La tempête dont tout le monde parlait hier ne s’est jamais réellement formée. A la place, nous avons pu bénéficier d’une très belle journée. J’ai fini par prendre un bain de soleil sur le pont arrière.
Il est fort possible qu’on fasse la dernière plongée Scampi et le dernier carottage de la mission.
Dimanche le 25 Octobre
Après une heure de plus au lit, il a été presque facile de me faire réveiller par le levé de soleil. Soleil qui au demeurant nous a tenu compagnie toute la journée alors qu’on s’attendait à une grosse tempête. Après le repas dominicale, j’ai passé une partie de l’après-midi sur le pont arrière alors que quelques uns de mes collègues jouaient une partie de basket-ball endiablée sur le pont arrière.
Scampi a été déployé pour la dernière fois de la mission cette nuit. Hélas, peu ou pas de signe de coraux, non pas comme dans la nuit de jeudi où l’excitation était à son maximum lorsque nous les avions vu. Quelques images nous ont prouvé qu’il y avait des courants relativement forts sur le fond pour créer des rides sur les sédiments meubles.
Une carotte Calyspo a été prise vers deux heures ce matin, ramenant une colonne de 15m. Ce matin, Mickael Rovere, un technicien IFREMER, était entrain de mesurer les propriétés physiques des sédiments sur des sections de 1m de la carotte. Plus particulièrement, il mesure a) la longueur de sédiments, b) l’épaisseur, c) la vitesse du son qui traverse les sédiment, d) la résistance électrique, e) la susceptibilité magnétique et f) la température. Les mesures a, b, c, d, et e sont prises tous les centimètres le long des sections de 1 m.
Après que Mickael ait fait sa partie d’analyse de la carotte, les sections sont emmenées au labo où le tube plastique est coupé dans le sens de la longueur, laissant intact les sédiments.

Les scies circulaires. Les flèches vertes montrent les scies circulaires, les flèches rouges montrent les lames qui finalisent la coupe du tube en plastique.
Après la découpe, les carottes sont découpées et mise au frigo avant de nouvelles analyses. Ce travail est partagé par les géologues et les sédimentologues. Ce matin, le quart des sédiementologues regroupait Michel Cremer et David Menier.
Dans l’après-midi, Sébastien Zaragozi, Pascal Le Roy et Alexandre Dubois ont pris leur part dans la découpe des carottes.
Après la visite du labo de sédimentologie, je suis allé dans ma chambre pour regarder mes mails. J’avais un message de ma fille qui me disait qu’elle avait vu les vidéo sur Youtube et que celle de la houle l’avait rendue malade. J’étais entrain de lui répondre lorsqu’on m’a dit qu’il y avait une visite de la machinerie du bateau. Intéressé, je me suis dit que ma fille attendrait sa réponse.
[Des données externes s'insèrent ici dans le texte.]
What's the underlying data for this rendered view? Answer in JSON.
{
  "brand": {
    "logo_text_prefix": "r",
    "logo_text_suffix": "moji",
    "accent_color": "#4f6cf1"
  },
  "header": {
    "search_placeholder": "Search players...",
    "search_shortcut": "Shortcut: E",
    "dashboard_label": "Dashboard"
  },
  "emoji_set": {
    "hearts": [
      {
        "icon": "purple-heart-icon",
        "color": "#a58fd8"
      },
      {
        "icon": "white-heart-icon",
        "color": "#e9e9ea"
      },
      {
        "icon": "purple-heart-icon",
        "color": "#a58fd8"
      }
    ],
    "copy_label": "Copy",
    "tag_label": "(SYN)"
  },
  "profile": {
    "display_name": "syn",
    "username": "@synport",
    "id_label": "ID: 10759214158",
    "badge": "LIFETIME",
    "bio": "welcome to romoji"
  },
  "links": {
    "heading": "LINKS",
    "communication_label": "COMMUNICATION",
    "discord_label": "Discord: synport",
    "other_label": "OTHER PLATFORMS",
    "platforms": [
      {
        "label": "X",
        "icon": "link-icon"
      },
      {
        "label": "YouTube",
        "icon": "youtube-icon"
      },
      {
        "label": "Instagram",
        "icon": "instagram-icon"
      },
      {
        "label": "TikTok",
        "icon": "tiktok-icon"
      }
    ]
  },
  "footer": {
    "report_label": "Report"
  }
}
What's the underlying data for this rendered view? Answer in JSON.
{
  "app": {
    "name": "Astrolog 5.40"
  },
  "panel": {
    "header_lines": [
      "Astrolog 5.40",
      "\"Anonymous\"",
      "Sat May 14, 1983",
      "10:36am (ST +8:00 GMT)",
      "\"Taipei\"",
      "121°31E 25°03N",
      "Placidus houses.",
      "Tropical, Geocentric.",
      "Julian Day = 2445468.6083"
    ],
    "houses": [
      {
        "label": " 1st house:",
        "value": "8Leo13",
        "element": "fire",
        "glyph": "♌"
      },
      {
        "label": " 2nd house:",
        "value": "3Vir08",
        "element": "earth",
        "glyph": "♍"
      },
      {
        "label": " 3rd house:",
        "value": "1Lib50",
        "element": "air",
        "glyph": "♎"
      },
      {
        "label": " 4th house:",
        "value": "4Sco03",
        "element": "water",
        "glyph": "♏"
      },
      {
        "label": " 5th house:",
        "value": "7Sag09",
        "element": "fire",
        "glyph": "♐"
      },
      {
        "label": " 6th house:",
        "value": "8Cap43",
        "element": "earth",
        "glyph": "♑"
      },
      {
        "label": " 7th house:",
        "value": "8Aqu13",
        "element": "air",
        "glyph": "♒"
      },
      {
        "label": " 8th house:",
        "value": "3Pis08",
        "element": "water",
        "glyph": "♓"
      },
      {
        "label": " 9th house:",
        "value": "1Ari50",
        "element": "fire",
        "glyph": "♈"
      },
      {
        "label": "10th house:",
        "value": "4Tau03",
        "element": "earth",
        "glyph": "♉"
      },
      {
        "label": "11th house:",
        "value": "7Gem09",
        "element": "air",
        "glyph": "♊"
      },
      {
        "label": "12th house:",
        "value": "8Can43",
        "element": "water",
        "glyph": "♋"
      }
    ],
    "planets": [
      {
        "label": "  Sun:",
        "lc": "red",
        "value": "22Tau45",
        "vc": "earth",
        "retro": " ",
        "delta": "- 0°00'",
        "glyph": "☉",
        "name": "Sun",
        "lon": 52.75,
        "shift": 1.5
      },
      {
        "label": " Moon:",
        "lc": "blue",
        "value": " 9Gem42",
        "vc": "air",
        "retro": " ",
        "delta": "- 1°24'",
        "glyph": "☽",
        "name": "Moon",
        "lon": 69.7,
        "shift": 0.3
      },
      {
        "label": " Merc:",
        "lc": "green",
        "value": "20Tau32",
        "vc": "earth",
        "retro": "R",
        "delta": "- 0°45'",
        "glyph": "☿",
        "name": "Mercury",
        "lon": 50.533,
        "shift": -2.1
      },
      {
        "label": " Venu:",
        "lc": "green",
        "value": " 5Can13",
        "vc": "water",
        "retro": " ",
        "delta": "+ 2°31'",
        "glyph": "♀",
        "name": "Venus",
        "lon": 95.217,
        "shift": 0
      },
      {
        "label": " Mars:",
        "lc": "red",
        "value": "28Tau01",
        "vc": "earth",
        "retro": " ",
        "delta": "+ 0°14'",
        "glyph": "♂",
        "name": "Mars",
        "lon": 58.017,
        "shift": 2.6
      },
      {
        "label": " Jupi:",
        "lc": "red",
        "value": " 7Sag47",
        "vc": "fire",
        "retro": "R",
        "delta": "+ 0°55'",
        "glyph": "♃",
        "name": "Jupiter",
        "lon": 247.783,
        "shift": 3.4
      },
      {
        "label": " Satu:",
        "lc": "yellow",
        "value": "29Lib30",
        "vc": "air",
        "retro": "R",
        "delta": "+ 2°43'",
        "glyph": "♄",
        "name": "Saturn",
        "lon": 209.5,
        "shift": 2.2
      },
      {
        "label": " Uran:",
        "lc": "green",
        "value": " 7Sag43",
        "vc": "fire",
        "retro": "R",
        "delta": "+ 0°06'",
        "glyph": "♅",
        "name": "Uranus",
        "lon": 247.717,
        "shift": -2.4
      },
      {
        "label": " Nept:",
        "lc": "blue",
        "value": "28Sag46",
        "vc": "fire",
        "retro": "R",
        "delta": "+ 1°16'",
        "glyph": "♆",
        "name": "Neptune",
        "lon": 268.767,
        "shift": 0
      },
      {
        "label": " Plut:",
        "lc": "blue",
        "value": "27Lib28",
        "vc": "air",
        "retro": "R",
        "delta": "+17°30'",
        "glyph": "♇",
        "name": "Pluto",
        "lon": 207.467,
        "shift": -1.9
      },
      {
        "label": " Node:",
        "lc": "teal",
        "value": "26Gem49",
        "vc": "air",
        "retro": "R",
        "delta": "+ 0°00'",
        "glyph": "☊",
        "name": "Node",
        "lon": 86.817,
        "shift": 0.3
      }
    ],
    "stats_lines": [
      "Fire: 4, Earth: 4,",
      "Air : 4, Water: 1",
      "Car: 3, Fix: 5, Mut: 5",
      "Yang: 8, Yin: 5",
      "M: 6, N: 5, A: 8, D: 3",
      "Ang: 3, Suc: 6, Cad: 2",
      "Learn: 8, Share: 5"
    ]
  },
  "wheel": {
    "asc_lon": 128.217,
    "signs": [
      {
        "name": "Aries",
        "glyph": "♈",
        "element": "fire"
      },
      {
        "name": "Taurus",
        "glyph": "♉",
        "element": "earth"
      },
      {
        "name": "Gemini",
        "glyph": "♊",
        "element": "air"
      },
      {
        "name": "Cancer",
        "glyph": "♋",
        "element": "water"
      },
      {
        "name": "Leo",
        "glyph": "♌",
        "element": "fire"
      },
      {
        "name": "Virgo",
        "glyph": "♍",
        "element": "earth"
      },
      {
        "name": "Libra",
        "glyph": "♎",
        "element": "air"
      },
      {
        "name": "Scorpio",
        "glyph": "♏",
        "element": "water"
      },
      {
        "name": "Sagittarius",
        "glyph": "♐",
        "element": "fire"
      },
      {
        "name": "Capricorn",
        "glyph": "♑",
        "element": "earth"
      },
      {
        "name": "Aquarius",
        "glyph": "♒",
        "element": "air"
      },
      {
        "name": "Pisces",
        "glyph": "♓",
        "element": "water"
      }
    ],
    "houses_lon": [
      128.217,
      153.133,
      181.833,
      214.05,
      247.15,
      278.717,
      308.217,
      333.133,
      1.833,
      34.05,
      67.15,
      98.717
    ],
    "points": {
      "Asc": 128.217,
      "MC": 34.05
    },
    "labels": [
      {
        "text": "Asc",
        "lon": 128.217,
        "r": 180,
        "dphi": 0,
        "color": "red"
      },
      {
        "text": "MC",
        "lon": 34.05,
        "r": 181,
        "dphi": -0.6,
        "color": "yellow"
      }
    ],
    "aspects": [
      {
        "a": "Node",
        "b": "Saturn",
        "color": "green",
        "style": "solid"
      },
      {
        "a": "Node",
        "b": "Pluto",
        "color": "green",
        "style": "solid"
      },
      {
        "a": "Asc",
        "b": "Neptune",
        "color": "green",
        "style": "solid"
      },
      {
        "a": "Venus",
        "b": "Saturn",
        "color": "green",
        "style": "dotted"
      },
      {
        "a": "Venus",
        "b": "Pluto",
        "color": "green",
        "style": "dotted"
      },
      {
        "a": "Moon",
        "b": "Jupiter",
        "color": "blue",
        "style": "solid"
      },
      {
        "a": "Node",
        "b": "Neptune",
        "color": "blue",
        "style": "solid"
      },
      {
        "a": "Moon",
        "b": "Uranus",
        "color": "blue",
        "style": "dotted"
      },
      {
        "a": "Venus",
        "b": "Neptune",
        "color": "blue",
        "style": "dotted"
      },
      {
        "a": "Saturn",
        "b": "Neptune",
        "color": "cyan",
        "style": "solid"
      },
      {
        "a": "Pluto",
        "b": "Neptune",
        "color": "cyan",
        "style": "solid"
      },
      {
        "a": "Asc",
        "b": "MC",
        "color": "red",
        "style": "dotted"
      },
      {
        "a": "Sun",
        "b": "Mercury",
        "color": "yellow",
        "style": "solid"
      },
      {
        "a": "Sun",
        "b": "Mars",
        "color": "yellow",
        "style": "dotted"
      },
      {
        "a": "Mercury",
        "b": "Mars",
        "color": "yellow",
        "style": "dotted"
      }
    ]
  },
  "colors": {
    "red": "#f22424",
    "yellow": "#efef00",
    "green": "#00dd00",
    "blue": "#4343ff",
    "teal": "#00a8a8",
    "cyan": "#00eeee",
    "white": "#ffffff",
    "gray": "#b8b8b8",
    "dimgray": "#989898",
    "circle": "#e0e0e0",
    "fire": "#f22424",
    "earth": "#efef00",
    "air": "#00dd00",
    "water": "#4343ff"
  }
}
Au pont 2, Pierre, un des mécaniciens, nous attendait.
Il nous a tout d’abord montré les moteurs d’étrave. J’ai pris tellement de photos que je ne pourrais pas toutes les mettre sur le blog. Je vous promets que je ferai un petit film dans les prochains jours et que je le mettrai sur Youtube.
En fait aujourd’hui était la vraie date d’anniversaire de Benoît. Il semble qu’il ait battu un record encore inégalé de 6 anniversaires de suite à bord d’un navire océanographique. Un autre reporter que moi en a fait un scoop.
Demain, j’espère vous faire faire connaissance avec des personnes qui sont au cœur du fonctionnement du Pourquoi Pas?